– В смысле, что далеко не все люди доживают до старости. И что видеть свои морщины, седину, сутулую спину дано не каждому. Поэтому нужно ценить свою старость, как ценят молодость… Блин, а я неделю назад вколола эту долбаную гиалуронку!
– Ну а Пётр-то здесь при чём? – У меня всё ещё не сходились данные.

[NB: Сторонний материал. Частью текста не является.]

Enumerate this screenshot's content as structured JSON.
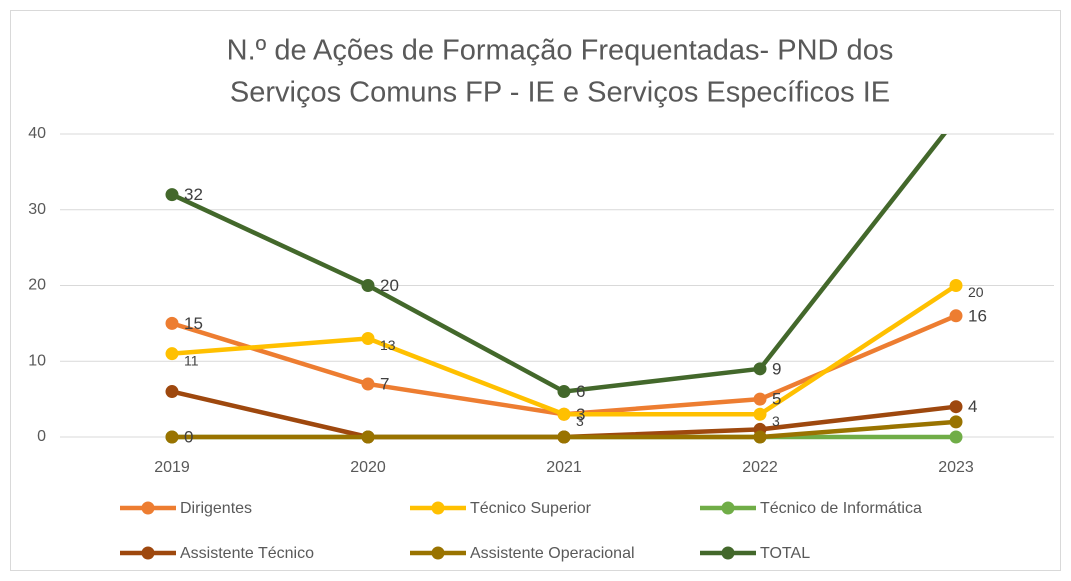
{
  "chart_data": {
    "type": "line",
    "title": [
      "N.º de Ações de Formação Frequentadas- PND dos",
      "Serviços Comuns FP - IE e Serviços Específicos IE"
    ],
    "categories": [
      "2019",
      "2020",
      "2021",
      "2022",
      "2023"
    ],
    "ylim": [
      0,
      40
    ],
    "yticks": [
      0,
      10,
      20,
      30,
      40
    ],
    "grid": true,
    "legend": "bottom",
    "series": [
      {
        "name": "Dirigentes",
        "color": "#ed7d31",
        "values": [
          15,
          7,
          3,
          5,
          16
        ],
        "value_labels": [
          "15",
          "7",
          "3",
          "5",
          "16"
        ]
      },
      {
        "name": "Técnico Superior",
        "color": "#ffc000",
        "values": [
          11,
          13,
          3,
          3,
          20
        ],
        "value_labels": [
          "11",
          "13",
          "3",
          "3",
          "20"
        ]
      },
      {
        "name": "Técnico de Informática",
        "color": "#70ad47",
        "values": [
          0,
          0,
          0,
          0,
          0
        ]
      },
      {
        "name": "Assistente Técnico",
        "color": "#9e480e",
        "values": [
          6,
          0,
          0,
          1,
          4
        ],
        "value_labels": [
          null,
          null,
          null,
          null,
          "4"
        ]
      },
      {
        "name": "Assistente Operacional",
        "color": "#997300",
        "values": [
          0,
          0,
          0,
          0,
          2
        ],
        "value_labels": [
          "0",
          null,
          null,
          null,
          null
        ]
      },
      {
        "name": "TOTAL",
        "color": "#43682b",
        "values": [
          32,
          20,
          6,
          9,
          42
        ],
        "value_labels": [
          "32",
          "20",
          "6",
          "9",
          null
        ]
      }
    ]
  }
}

– Ха! Пётр очень даже при чём. Я пришла из клиники вся такая довольная, потому что врач сказал, у меня мозг как у академика, а лёгкая деформация черепа досталась, скорее всего, по наследству. И тут Пётр мне говорит, что купил землю в Крыму и что мы начнём строить там дом под старость. Я сразу представила себе, как мы живём такие в этом самом Крыму вдвоём и стареем. И поняла, девочки, что не хочу стареть вместе с Петром – даже не в том дело, что в Крыму, хоть бы и в Швейцарии. Вспомнила, как ты, Ксю, говорила мне осенью: уходи от него. Думаю, Ксюха сильная, но, может, и я справлюсь. Так мне захотелось уйти от него, сбежать, прямо сейчас! Я сбегала по-быстрому в банкомат, сняла сколько можно было денег, потом купила билет и сказала Петру, что ухожу от него. Даника ревёт, эти лают, Пётр вопит как резаный.
– Но ведь деньги у тебя рано или поздно кончатся, на что же ты будешь жить? – осторожно спросила я.
Княжна фыркнула:
– Деньги всегда появляются, если они на самом деле нужны.
– Блин, Ирка, ты такая умная! – Влада полезла к Княжне обниматься, они были уже почти вровень пьяные. – Ты такая умная! И знаешь, ты права: простое решение всегда прям под носом, а мы с Ксанкой ходим-бродим кругами, когда можно просто взять и продать какую-нибудь шкатулку.
– При условии, что у тебя есть эта шкатулка, – сказала я, но собутыльницы меня не услышали.
Последнее, что я помню из этого разговора, тянувшегося чуть не до утра вместе с выпивкой, это льстивый вопрос Влады:
– Ирка, а за счёт чего ты так молодо выглядишь?
И скромный ответ Княжны:
– Не знаю. Видимо, наследственность хорошая.
Ленинград, 1936 г.
Возвращаюсь к тому, с чего начала свою сознательную жизнь. К дневнику.
После 29 лет выражаемого счастья и всегдашнего чувства полной связи и близости с другим человеком – пустота и одиночество. Константин и наполовину не сознаёт того зла, которое он причинил мне. В своём поразительном, совершенно искреннем, несознаваемом эгоизме он жалеет себя одного, считает себя жертвой судьбы, ценит только свои страдания и свои слёзы. Ему теперь 61 год, и он так же просто, как сломал первую семью, готов сломать и эту, забывая, что тогда имел на это право молодости, право роста своей жизни, которая не могла бы развиваться иначе. К тому же я обещала заботиться о его первой семье и выполнила это обязательство, сколько могла. А теперь, на краю могилы!